A primeira decisão foi o envio ao Congresso de um projeto de lei com regras para anistiar e isentar de punições – por meio do chamado excludente de ilicitude – integrantes de forças de segurança que atuaram e atuam em operações da chamada Garantia da Lei e da Ordem. Previsto pela legislação penal, o excludente de ilicitude é o instituto jurídico que exclui a culpabilidade de condutas ilegais de agentes policiais em determinadas circunstâncias.

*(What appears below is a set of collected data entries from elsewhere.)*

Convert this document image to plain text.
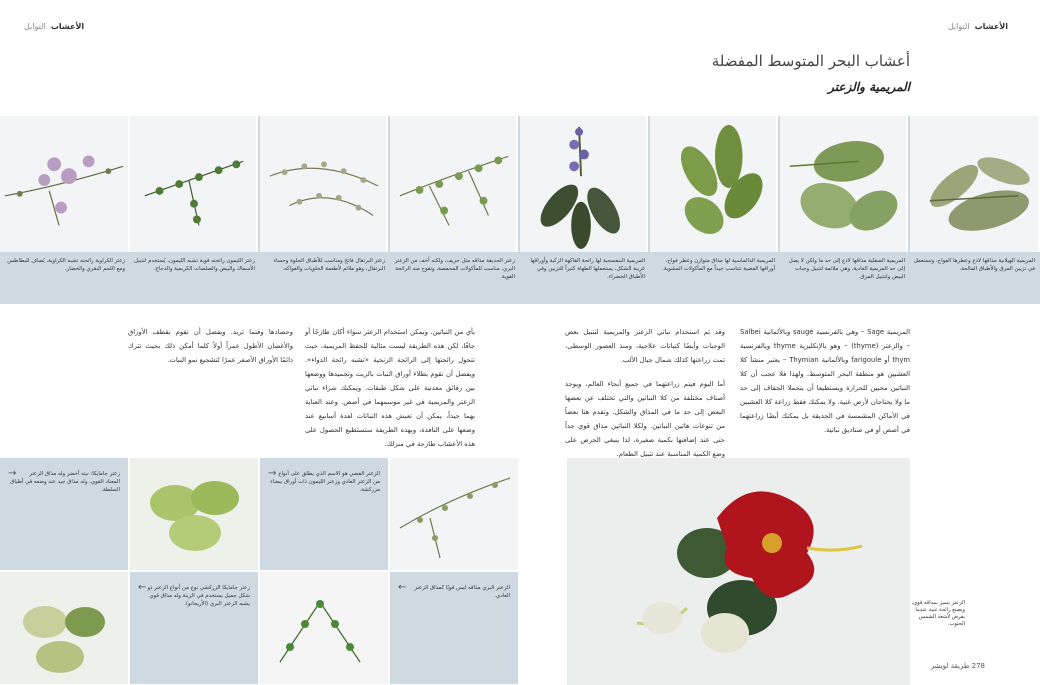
الأعشاب  التوابل
الأعشاب  التوابل
أعشاب البحر المتوسط المفضلة
المريمية والزعتر
المريمية الهيلانية مذاقها لاذع وعطرها الفواح، وتستعمل في تزيين المرق والأطباق المالحة.
المريمية الصقلية مذاقها لاذع إلى حد ما ولكن لا يصل إلى حد المريمية العادية، وهي ملائمة لتتبيل وجبات البيض ولتتبيل المرق.
المريمية الدالماسية لها مذاق متوازن وعطر فواح، أوراقها الفضية تتناسب جيداً مع المأكولات المشوية.
المريمية البنفسجية لها رائحة الفاكهة الزكية وأوراقها غريبة الشكل، يستعملها الطهاة كثيراً للتزيين وفي الأطباق الخضراء.
زعتر الحديقة مذاقه مثل حريف، ولكنه أخف من الزعتر البري، مناسب للمأكولات المحمصة، وتفوح منه الرائحة القوية.
زعتر البرتقال فاتح ومناسب للأطباق الحلوة وحساء البرتقال، وهو ملائم لأطعمة الحلويات والفواكه.
زعتر الليمون رائحته قوية تشبه الليمون، يُستخدم لتتبيل الأسماك والبيض والصلصات الكريمية والدجاج.
زعتر الكراوية رائحته تشبه الكراوية، يُضاف للبطاطس ومع اللحم البقري والخضار.

المريمية Sage – وهي بالفرنسية sauge وبالألمانية Salbei – والزعتر (thyme) – وهو بالإنكليزية thyme وبالفرنسية thym أو farigoule وبالألمانية Thymian – يعتبر منشأ كلا العشبين هو منطقة البحر المتوسط، ولهذا فلا عجب أن كلا النباتين محبين للحرارة ويستطيعا أن يتحملا الجفاف إلى حد ما ولا يحتاجان لأرض غنية. ولا يمكنك فقط زراعة كلا العشبين في الأماكن المشمسة في الحديقة بل يمكنك أيضًا زراعتهما في أصص أو في صناديق نباتية.

وقد تم استخدام نباتي الزعتر والمريمية لتتبيل بعض الوجبات وأيضًا كنباتات علاجية، ومنذ العصور الوسطى، تمت زراعتها كذلك شمال جبال الألب.

أما اليوم فيتم زراعتهما في جميع أنحاء العالم، ويوجد أصناف مختلفة من كلا النباتين والتي تختلف عن بعضها البعض إلى حد ما في المذاق والشكل. وتقدم هنا بعضاً من تنوعات هاتين النباتين. ولكلا النباتين مذاق قوي جداً حتى عند إضافتها بكمية صغيرة، لذا ينبغي الحرص على وضع الكمية المناسبة عند تتبيل الطعام.

بأي من النباتين. ويمكن استخدام الزعتر سواء أكان طازجًا أو جافًا، لكن هذه الطريقة ليست مثالية للحفظ المريمية، حيث تتحول رائحتها إلى الرائحة الزنخية «تشبه رائحة الدواء». ويفضل أن تقوم بطلاء أوراق النبات بالزيت وتجميدها ووضعها بين رقائق معدنية على شكل طبقات. ويمكنك شراء نباتي الزعتر والمريمية في غير موسمهما في أصص. وعند العناية بهما جيداً، يمكن أن تعيش هذه النباتات لعدة أسابيع عند وضعها على النافذة، وبهذه الطريقة ستستطيع الحصول على هذه الأعشاب طازجة في منزلك.

وحصادها وقتما تريد. ويفضل أن تقوم بقطف الأوراق والأغصان الأطول عمراً أولاً كلما أمكن ذلك بحيث تترك دائمًا الأوراق الأصغر عمرًا لتشجيع نمو النبات.

→ الزعتر الفضي هو الاسم الذي يطلق على أنواع من الزعتر العادي وزعتر الليمون ذات أوراق بيضاء مزركشة.
→ زعتر جامايكا: نبته أخضر وله مذاق الزعتر المعتاد القوي، وله مذاق جيد عند وضعه في أطباق السلطة.
← الزعتر البري مذاقه ليس قويًا كمذاق الزعتر العادي.
← زعتر جامايكا الزركشي نوع من أنواع الزعتر ذو شكل جميل يستخدم في الزينة وله مذاق قوي يشبه الزعتر البري (الأريجانو).	الزعتر يتميز بمذاقه قوي، ويصنع رائحة غنية عندما يفرض لأشعة الشمس الجنوب.
278 طريقة لويشر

Segundo o artigo 24 do Código Penal, “não há crime quando o agente pratica o fato em estado de necessidade, em legítima defesa e em estrito cumprimento de dever legal ou no exercício regular de direito”.

O projeto de Bolsonaro amplia o alcance desse artigo, determinando que também “não haverá crime” se os excessos cometidos por um agente policial “decorrerem de escusável medo, surpresa ou violenta emoção”. O anúncio do envio do projeto para o Congresso foi feito pelo presidente em discurso que pronunciou na convenção de lançamento de seu novo partido, o Aliança pelo Brasil.  A segunda decisão foi a sanção da Lei n.° 13.967, ocorrida um dia após o Natal. Ela alterou o Decreto-Lei n.° 667 que entrou em vigor em 1969, tendo por objetivo reorganizar as polícias militares e os corpos de bombeiros militares dos Estados, dos Territórios e do Distrito Federal. Com quatro artigos, a Lei n.° 13.967 alterou o dispositivo desse decreto que tipifica e classifica sanções disciplinares aplicáveis aos membros das duas corporações e regulamenta o funcionamento do Conselho de Ética e Disciplina Militares. A principal alteração foi a extinção de penas disciplinares que implicam “medidas privativas e restritivas de liberdade”. Em linguagem não jurídica, a lei extinguiu a pena de prisão disciplinar para policiais militares e bombeiros. E fixou o prazo de doze meses para que os Estados e o Distrito Federal implementem essa decisão. 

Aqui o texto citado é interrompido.